It’s time, again, for graduations, and I love them. Can you believe I never got to wear a cap and gown until college! In grade school, the girls all wore short white cocktail-like dresses, while the boys wore navy blue suits. The dresses were all the same, all flouncy and silky, and I never wore mine again.
Then, in high school, we wore long white dresses – our own choosing. Some girls went so far as to wear bridal gowns. We each chose a ‘flower girl,’ either a sibling, relative, or family friend, between the ages of five and seven. Those little girls wore short white dresses of their own choosing. Once the graduates had processed in, the flower girls would enter carrying a dozen red roses, which they presented to their graduates. We had to learn to curtsey correctly when we received our diplomas from the bishop.
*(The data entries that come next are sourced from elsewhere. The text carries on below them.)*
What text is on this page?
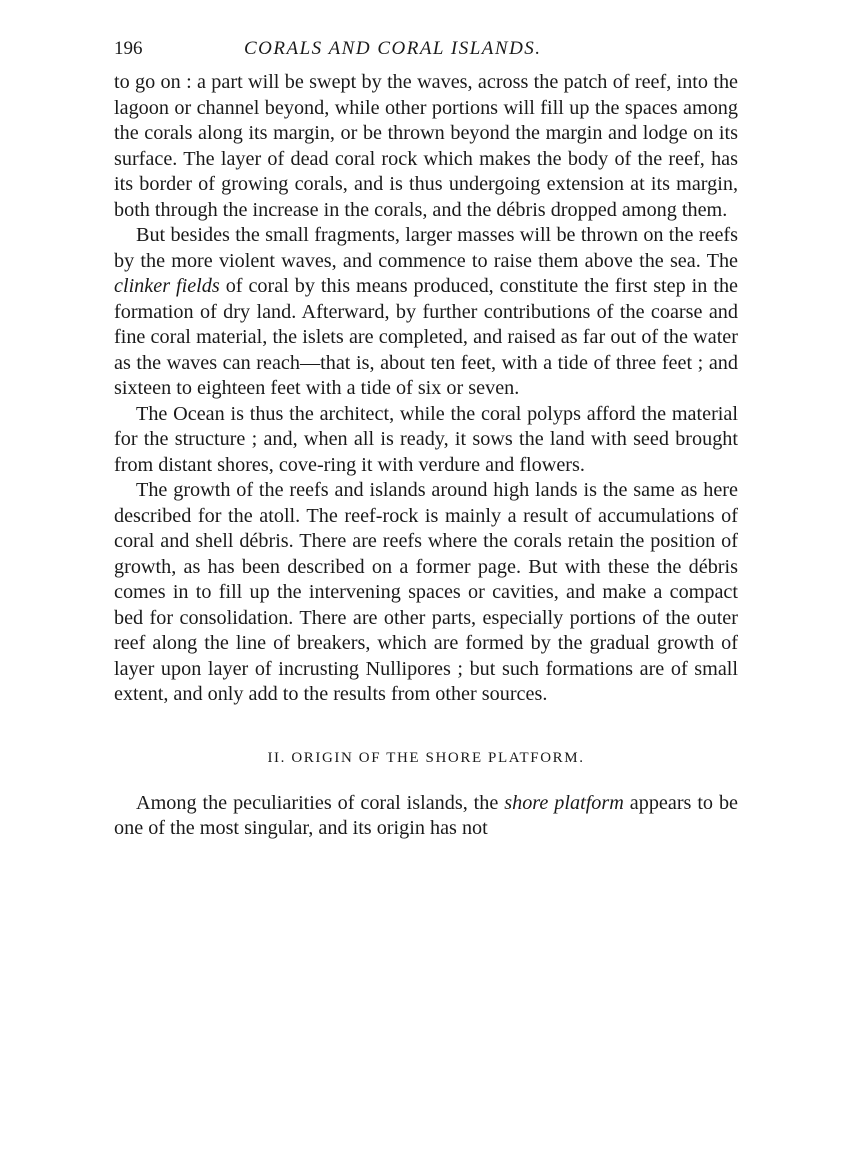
196	CORALS AND CORAL ISLANDS.

to go on : a part will be swept by the waves, across the patch of reef, into the lagoon or channel beyond, while other portions will fill up the spaces among the corals along its margin, or be thrown beyond the margin and lodge on its surface. The layer of dead coral rock which makes the body of the reef, has its border of growing corals, and is thus undergoing extension at its margin, both through the increase in the corals, and the débris dropped among them.

But besides the small fragments, larger masses will be thrown on the reefs by the more violent waves, and commence to raise them above the sea. The clinker fields of coral by this means produced, constitute the first step in the formation of dry land. Afterward, by further contributions of the coarse and fine coral material, the islets are completed, and raised as far out of the water as the waves can reach—that is, about ten feet, with a tide of three feet ; and sixteen to eighteen feet with a tide of six or seven.

The Ocean is thus the architect, while the coral polyps afford the material for the structure ; and, when all is ready, it sows the land with seed brought from distant shores, cove-ring it with verdure and flowers.

The growth of the reefs and islands around high lands is the same as here described for the atoll. The reef-rock is mainly a result of accumulations of coral and shell débris. There are reefs where the corals retain the position of growth, as has been described on a former page. But with these the débris comes in to fill up the intervening spaces or cavities, and make a compact bed for consolidation. There are other parts, especially portions of the outer reef along the line of breakers, which are formed by the gradual growth of layer upon layer of incrusting Nullipores ; but such formations are of small extent, and only add to the results from other sources.

II. ORIGIN OF THE SHORE PLATFORM.

Among the peculiarities of coral islands, the shore platform appears to be one of the most singular, and its origin has not
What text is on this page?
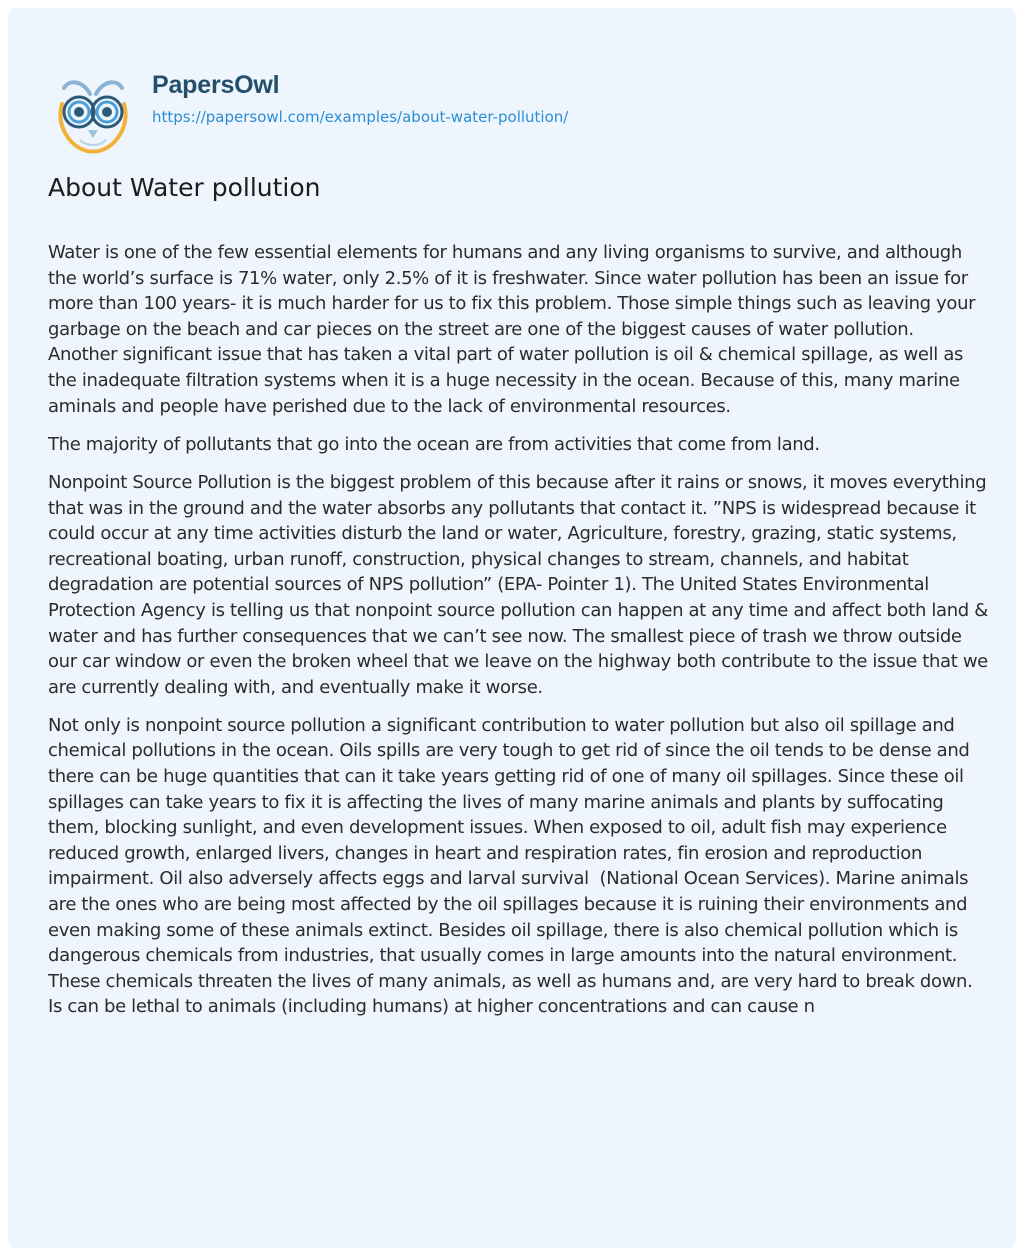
PapersOwl
https://papersowl.com/examples/about-water-pollution/
About Water pollution

Water is one of the few essential elements for humans and any living organisms to survive, and although the world’s surface is 71% water, only 2.5% of it is freshwater. Since water pollution has been an issue for more than 100 years- it is much harder for us to fix this problem. Those simple things such as leaving your garbage on the beach and car pieces on the street are one of the biggest causes of water pollution. Another significant issue that has taken a vital part of water pollution is oil & chemical spillage, as well as the inadequate filtration systems when it is a huge necessity in the ocean. Because of this, many marine aminals and people have perished due to the lack of environmental resources.

The majority of pollutants that go into the ocean are from activities that come from land.

Nonpoint Source Pollution is the biggest problem of this because after it rains or snows, it moves everything that was in the ground and the water absorbs any pollutants that contact it. ”NPS is widespread because it could occur at any time activities disturb the land or water, Agriculture, forestry, grazing, static systems, recreational boating, urban runoff, construction, physical changes to stream, channels, and habitat degradation are potential sources of NPS pollution” (EPA- Pointer 1). The United States Environmental Protection Agency is telling us that nonpoint source pollution can happen at any time and affect both land & water and has further consequences that we can’t see now. The smallest piece of trash we throw outside our car window or even the broken wheel that we leave on the highway both contribute to the issue that we are currently dealing with, and eventually make it worse.

Not only is nonpoint source pollution a significant contribution to water pollution but also oil spillage and chemical pollutions in the ocean. Oils spills are very tough to get rid of since the oil tends to be dense and there can be huge quantities that can it take years getting rid of one of many oil spillages. Since these oil spillages can take years to fix it is affecting the lives of many marine animals and plants by suffocating them, blocking sunlight, and even development issues. When exposed to oil, adult fish may experience reduced growth, enlarged livers, changes in heart and respiration rates, fin erosion and reproduction impairment. Oil also adversely affects eggs and larval survival  (National Ocean Services). Marine animals are the ones who are being most affected by the oil spillages because it is ruining their environments and even making some of these animals extinct. Besides oil spillage, there is also chemical pollution which is dangerous chemicals from industries, that usually comes in large amounts into the natural environment. These chemicals threaten the lives of many animals, as well as humans and, are very hard to break down. Is can be lethal to animals (including humans) at higher concentrations and can cause n
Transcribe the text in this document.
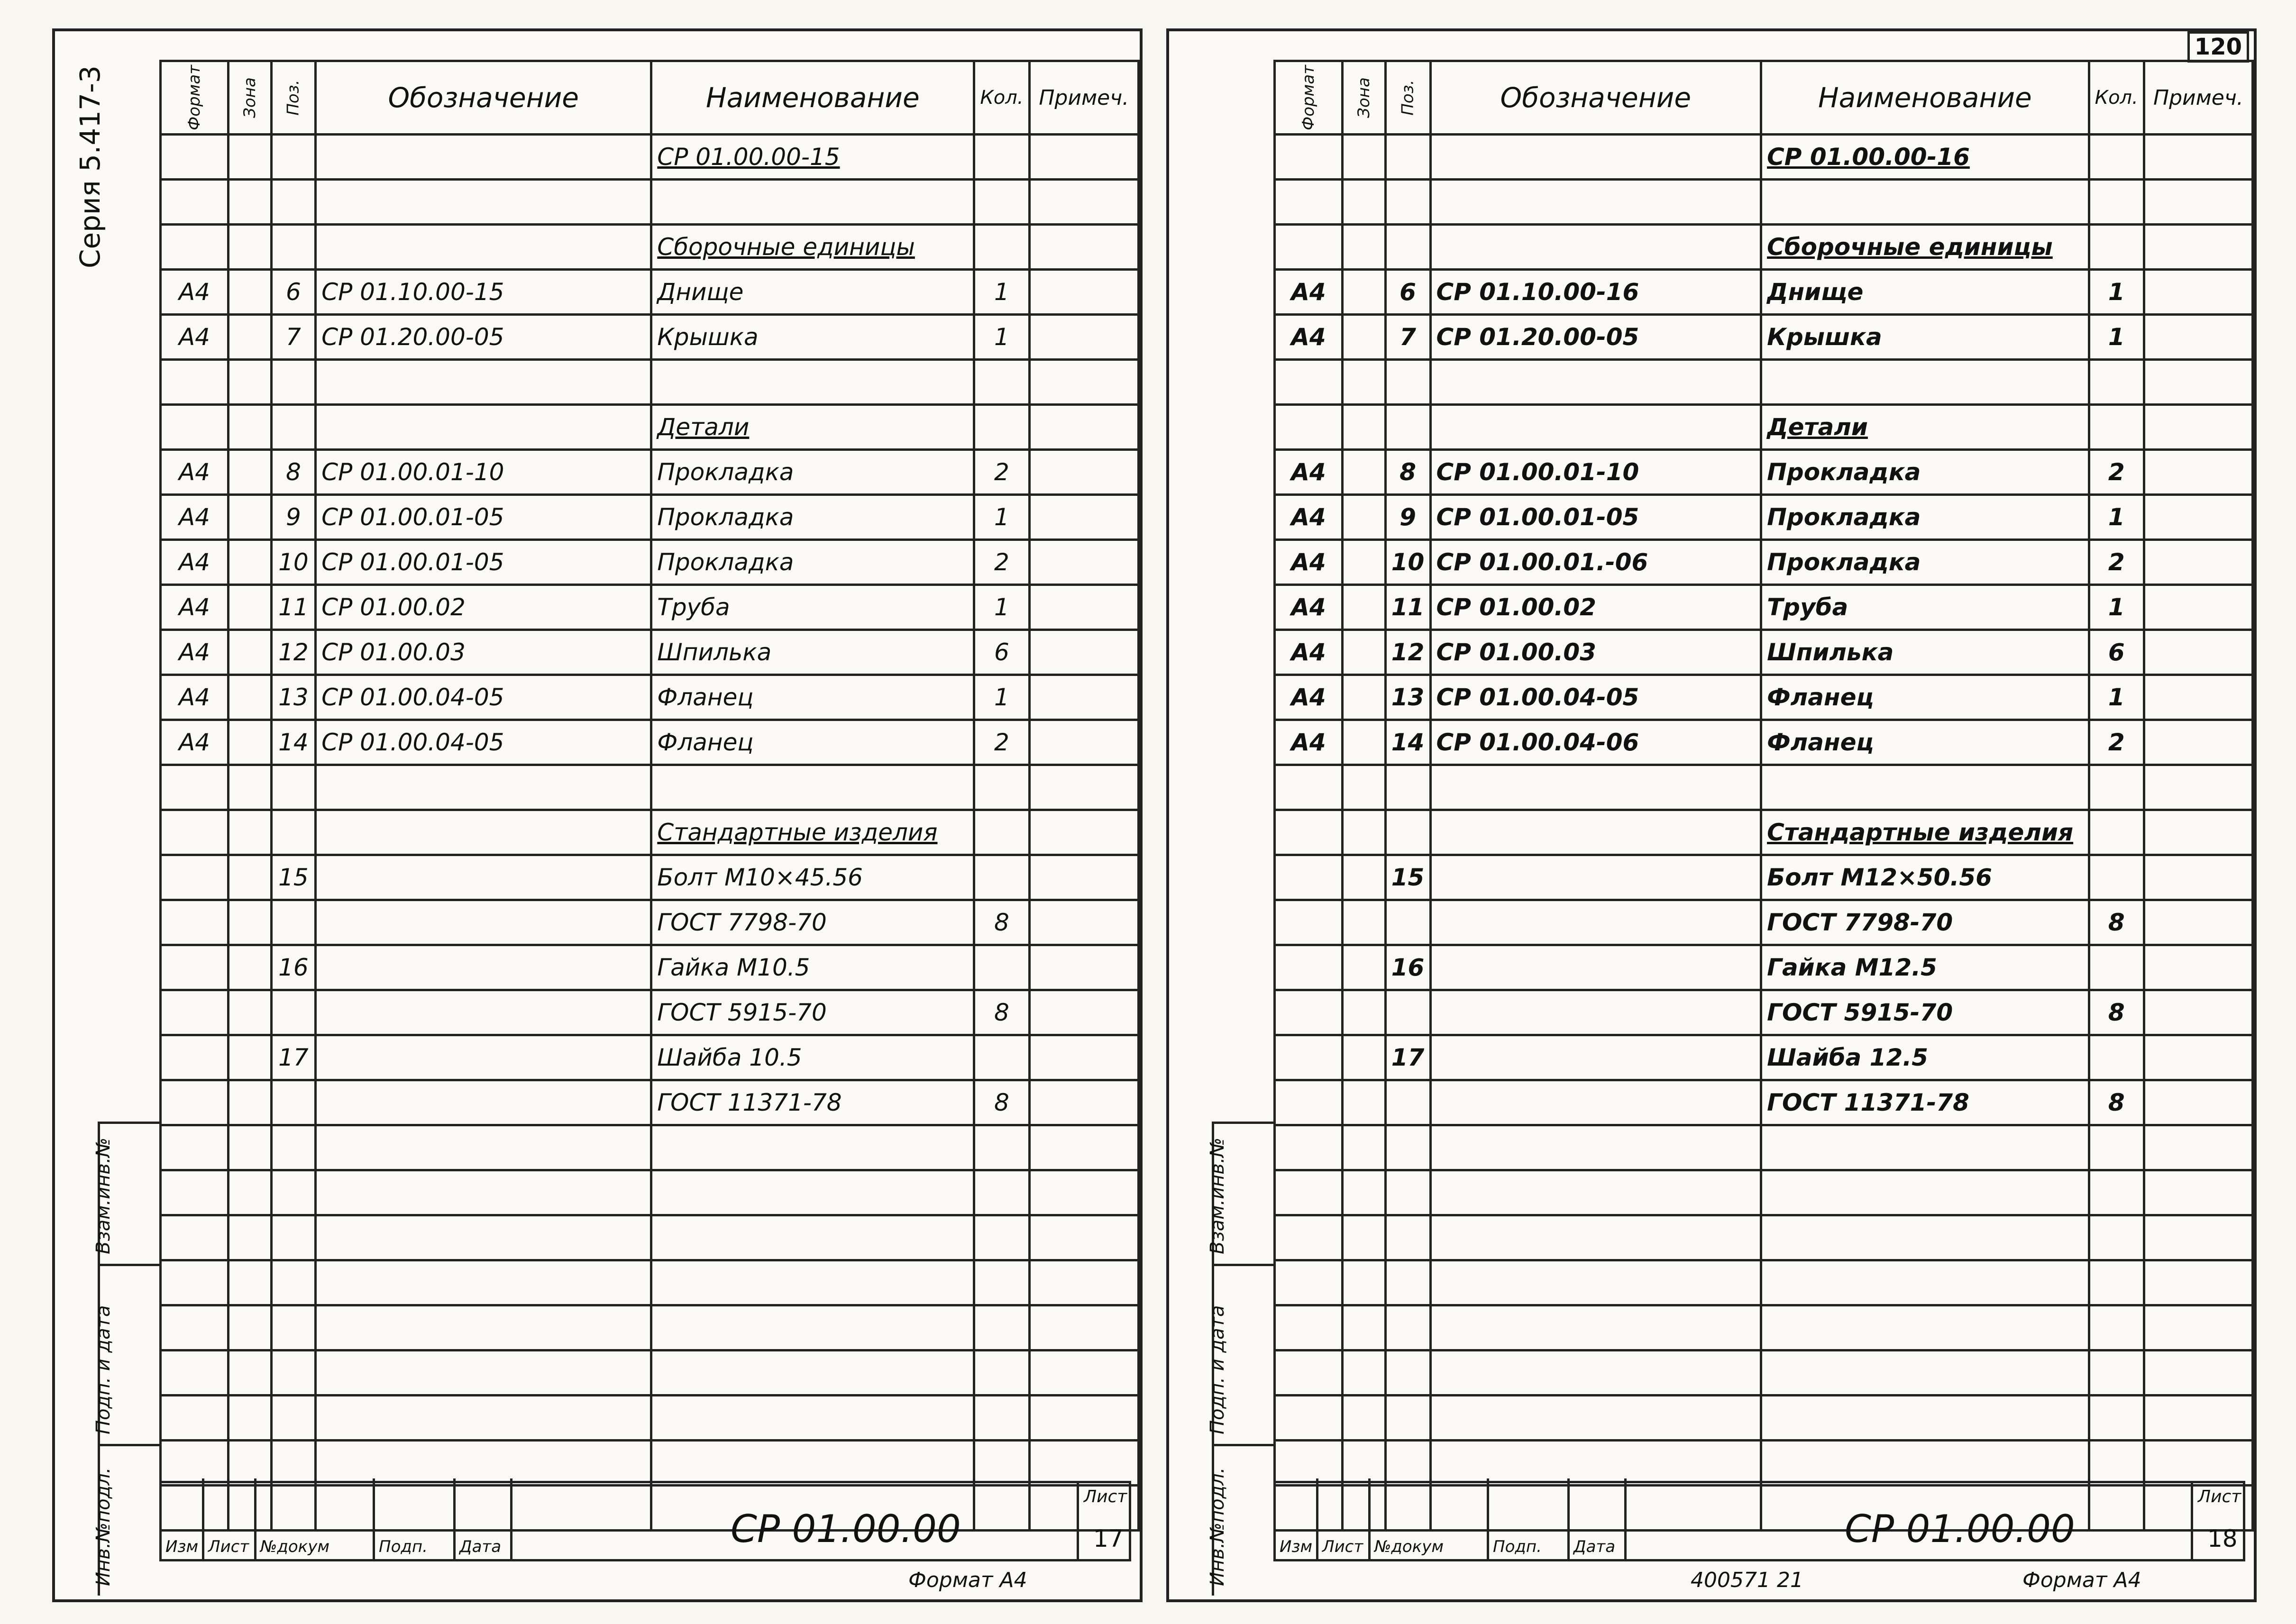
Серия 5.417-3	Формат	Зона	Поз.	Обозначение	Наименование	Кол.	Примеч.
				СР 01.00.00-15		

				Сборочные единицы		
А4		6	СР 01.10.00-15	Днище	1	
А4		7	СР 01.20.00-05	Крышка	1	

				Детали		
А4		8	СР 01.00.01-10	Прокладка	2	
А4		9	СР 01.00.01-05	Прокладка	1	
А4		10	СР 01.00.01-05	Прокладка	2	
А4		11	СР 01.00.02	Труба	1	
А4		12	СР 01.00.03	Шпилька	6	
А4		13	СР 01.00.04-05	Фланец	1	
А4		14	СР 01.00.04-05	Фланец	2	

				Стандартные изделия		
		15		Болт М10×45.56		
				ГОСТ 7798-70	8	
		16		Гайка М10.5		
				ГОСТ 5915-70	8	
		17		Шайба 10.5		
				ГОСТ 11371-78	8	

Изм Лист №докум	Подп. Дата	СР 01.00.00
Лист
17
Взам.инв.№
Подп. и дата
Инв.№подл.	Формат А4
120
Формат	Зона	Поз.	Обозначение	Наименование	Кол.	Примеч.
				СР 01.00.00-16		

				Сборочные единицы		
А4		6	СР 01.10.00-16	Днище	1	
А4		7	СР 01.20.00-05	Крышка	1	

				Детали		
А4		8	СР 01.00.01-10	Прокладка	2	
А4		9	СР 01.00.01-05	Прокладка	1	
А4		10	СР 01.00.01.-06	Прокладка	2	
А4		11	СР 01.00.02	Труба	1	
А4		12	СР 01.00.03	Шпилька	6	
А4		13	СР 01.00.04-05	Фланец	1	
А4		14	СР 01.00.04-06	Фланец	2	

				Стандартные изделия		
		15		Болт М12×50.56		
				ГОСТ 7798-70	8	
		16		Гайка М12.5		
				ГОСТ 5915-70	8	
		17		Шайба 12.5		
				ГОСТ 11371-78	8	

Изм Лист №докум	Подп. Дата	СР 01.00.00
Лист
18
Взам.инв.№
Подп. и дата
Инв.№подл.	400571 21	Формат А4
It was all very grand, and I have fond memories of that day.
When I received my undergrad degree, I finally got a cap and gown, and then in grad school, over the gown, I wore a stole and cords in the school colors and my major. That ceremony was very long with speeches and the huge number of graduates. Having only known very dignified rites prior to then, I was disappointed in the actions around me. Many carried on conversations, there was no sign of respect, and the hooting and yelling drowned out the names of the grads. I was not a happy camper.
Then came my own children’s graduations. The older two never had early graduations from Pre-K or kindergarten, but my youngest had a full-blown event at his Pre-K. All of their eighth-grade services were beautiful, and they wore caps and gowns in the school colors, either blue and white or maroon and gold. At my younger son’s graduation from high school, the boys all wore white dinner jackets. My daughter’s three college graduations were all different, and when she got her doctorate, she wore the full regalia.
When I taught, I handled the commencement, and I poured my heart and hands into the effort. Someone once told that the ceremony rivaled any college graduation! At the school where I was principal, the event was a bit lackluster when I arrived, but I offered suggestions, and they soon became quite lovely. Since I insisted that there be no cat calling, one family had a clever alternative. When their youngest, and only girl, graduated, the held up little signs, reading, “Go Melissa!” I laughed at their ingenuity!
Now, we’re beginning again, and my little guy will graduate from Pre-K next Wednesday. I hear it’s quite a magnificent performance, and I can’t wait. Every time I hear those first strains of Pomp and Circumstance, I tear up a little. I know this upcoming one will be no exception.